# Regeneration in Hebrews 8 etc



## satz (Jul 25, 2006)

Hebrews 8:10-11 For this is the covenant that I will make with the house of Israel after those days, saith the Lord;* I will put my laws into their mind, and write them in their hearts:* and I will be to them a God, and they shall be to me a people: And they shall not teach every man his neighbour, and every man his brother, saying, Know the Lord: for all shall know me, from the least to the greatest.

Are passages like this, and the related Old Testament prophecies that refer to things like replacing the heart of stone with one of flesh talking about regeneration?
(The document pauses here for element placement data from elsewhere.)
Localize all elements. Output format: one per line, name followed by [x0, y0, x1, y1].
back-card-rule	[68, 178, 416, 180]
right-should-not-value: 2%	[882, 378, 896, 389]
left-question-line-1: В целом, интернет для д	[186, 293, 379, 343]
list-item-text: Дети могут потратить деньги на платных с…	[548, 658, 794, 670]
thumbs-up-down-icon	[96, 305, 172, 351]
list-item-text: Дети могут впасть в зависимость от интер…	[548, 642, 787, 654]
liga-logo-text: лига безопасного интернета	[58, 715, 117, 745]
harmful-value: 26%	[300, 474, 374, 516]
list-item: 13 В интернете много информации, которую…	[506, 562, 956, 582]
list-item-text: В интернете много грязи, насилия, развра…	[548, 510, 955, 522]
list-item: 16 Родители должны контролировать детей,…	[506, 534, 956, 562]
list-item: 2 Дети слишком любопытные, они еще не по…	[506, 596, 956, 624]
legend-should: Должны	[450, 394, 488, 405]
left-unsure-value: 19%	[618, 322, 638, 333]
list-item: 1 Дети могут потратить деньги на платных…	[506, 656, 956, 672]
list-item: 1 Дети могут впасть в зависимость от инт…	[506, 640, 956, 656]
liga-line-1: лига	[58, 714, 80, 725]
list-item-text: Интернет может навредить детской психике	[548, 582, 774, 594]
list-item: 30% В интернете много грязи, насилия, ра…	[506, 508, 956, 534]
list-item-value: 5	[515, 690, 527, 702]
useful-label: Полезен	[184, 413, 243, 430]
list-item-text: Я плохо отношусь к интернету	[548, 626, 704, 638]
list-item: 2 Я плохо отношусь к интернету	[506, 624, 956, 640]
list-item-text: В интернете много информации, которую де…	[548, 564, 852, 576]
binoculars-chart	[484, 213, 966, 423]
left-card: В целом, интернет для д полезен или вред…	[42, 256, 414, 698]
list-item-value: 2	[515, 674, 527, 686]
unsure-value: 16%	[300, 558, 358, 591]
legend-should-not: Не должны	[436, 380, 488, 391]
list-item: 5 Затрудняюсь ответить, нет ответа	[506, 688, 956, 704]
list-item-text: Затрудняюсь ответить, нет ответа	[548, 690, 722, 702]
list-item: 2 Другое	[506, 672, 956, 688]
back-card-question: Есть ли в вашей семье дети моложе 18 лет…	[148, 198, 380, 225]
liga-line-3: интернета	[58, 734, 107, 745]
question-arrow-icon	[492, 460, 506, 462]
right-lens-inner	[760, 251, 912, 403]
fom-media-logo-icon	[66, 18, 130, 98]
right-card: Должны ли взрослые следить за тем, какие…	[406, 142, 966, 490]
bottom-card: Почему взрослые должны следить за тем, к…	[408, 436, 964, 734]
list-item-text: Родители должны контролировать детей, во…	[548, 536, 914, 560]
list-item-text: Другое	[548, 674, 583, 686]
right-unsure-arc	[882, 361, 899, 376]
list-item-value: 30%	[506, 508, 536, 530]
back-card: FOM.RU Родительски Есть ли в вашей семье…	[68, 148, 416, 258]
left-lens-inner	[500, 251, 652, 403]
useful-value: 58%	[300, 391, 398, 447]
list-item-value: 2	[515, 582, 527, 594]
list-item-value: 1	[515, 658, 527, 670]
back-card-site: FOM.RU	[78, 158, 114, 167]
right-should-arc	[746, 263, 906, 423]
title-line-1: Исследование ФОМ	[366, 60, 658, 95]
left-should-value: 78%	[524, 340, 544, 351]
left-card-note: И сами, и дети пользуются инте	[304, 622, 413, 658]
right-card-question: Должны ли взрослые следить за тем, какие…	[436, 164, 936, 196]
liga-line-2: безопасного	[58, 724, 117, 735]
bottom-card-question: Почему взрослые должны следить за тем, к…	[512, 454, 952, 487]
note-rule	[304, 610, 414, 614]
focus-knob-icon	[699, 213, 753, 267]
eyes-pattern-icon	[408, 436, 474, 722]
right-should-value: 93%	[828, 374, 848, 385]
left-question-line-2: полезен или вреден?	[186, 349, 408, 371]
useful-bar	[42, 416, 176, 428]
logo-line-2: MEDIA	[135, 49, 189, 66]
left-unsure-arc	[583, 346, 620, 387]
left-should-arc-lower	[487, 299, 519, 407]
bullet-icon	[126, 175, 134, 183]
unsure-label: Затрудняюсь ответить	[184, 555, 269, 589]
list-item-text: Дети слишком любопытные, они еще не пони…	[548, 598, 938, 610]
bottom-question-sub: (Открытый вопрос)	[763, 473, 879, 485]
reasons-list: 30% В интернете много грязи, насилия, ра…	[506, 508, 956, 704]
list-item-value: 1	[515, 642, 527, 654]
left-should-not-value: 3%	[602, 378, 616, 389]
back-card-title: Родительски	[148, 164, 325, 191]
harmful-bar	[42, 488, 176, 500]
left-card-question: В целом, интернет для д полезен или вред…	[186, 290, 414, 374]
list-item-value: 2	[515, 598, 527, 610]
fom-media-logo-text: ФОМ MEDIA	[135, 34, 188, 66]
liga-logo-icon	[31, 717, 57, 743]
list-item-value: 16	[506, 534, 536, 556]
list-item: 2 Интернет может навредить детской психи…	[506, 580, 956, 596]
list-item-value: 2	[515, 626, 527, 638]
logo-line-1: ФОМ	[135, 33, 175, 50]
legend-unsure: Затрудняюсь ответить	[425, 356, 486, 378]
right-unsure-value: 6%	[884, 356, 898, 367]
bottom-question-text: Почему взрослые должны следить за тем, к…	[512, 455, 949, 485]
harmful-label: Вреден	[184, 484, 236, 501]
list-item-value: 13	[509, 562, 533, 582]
If so how would the old testament saints have been regenerated?


----------



## C. Matthew McMahon (Jul 25, 2006)

Exactly!! good exegesis will show that saints in the OT and the NT are regenerated in the same way.

Here is my take answer:

http://www.apuritansmind.com/Baptism/McMahonInternalizationLaw.htm


----------



## satz (Jul 25, 2006)

Thanks Dr McMahon, i'll check that out.


----------



## VirginiaHuguenot (Jul 25, 2006)

William Gouge says of of the word "Israel" in v. 10:



> Of this title _Israel_, see ver. 8, Sec. 36. It is here taken more largely than there; for here it compriseth under it all the people of God, without that difference that was there made betwixt Israel and Judah. It is in this place spiritually taken for the whole church of God under the New Testament, called 'the Israel of God,' Gal. vi. 16.



Further he says:



> _Quest_. 2. Had not the faithful before Christ's time God's law written in their hearts?
> 
> _Ans_. 1 It cannot be denied but that they had. God promiseth as much unto them, Deut. xxx.6. And David oft professeth that God's law was delight, and the joy of his heart, and that he applied his heart thereto, Ps. cxix.77, 111, 112; and in his time he said of a man truly righteous, that 'the law of his God is in his heart,' Ps. xxxvii.31.
> 
> But yet we are to put difference betwixt the old and new covenant. The covenant made with the church before Christ's time was delivered under dark and obscure types, figures, shadows, promises, and prophecies of things to come; so as it was not so clearly, nor so ordinarily, nor so fully written in their hearts. There were but few Davids in that time. But by the effectual work of God's Spirit under the new covenant, the law is more ordinarily, more plentifully, and more thoroughly writ in the hearts of God's confederates. The opposition, therefore, is comparative, and the comparison is not betwixt the law and law-writing and writing, but betwixt the manner of writing one and the same law in the hearts of confederates under the old and new covenant.


----------



## MW (Jul 25, 2006)

> But yet we are to put difference betwixt the old and new covenant. The covenant made with the church before Christ's time was delivered under dark and obscure types, figures, shadows, promises, and prophecies of things to come; so as it was not so clearly, nor so ordinarily, nor so fully written in their hearts. There were but few Davids in that time. But by the effectual work of God's Spirit under the new covenant, the law is more ordinarily, more plentifully, and more thoroughly writ in the hearts of God's confederates. The opposition, therefore, is comparative, and the comparison is not betwixt the law and law-writing and writing, but betwixt the manner of writing one and the same law in the hearts of confederates under the old and new covenant.



Now doesn't that Gouge the eyes out of Dispensationalism!


----------



## jaybird0827 (Jul 26, 2006)

> _Originally posted by armourbearer_
> Now doesn't *that* Gouge the eyes out of Dispensationalism!



 Woo-hoo YESSSSSS! (emphasis mine).

[Edited on 7-27-2006 by jaybird0827]


----------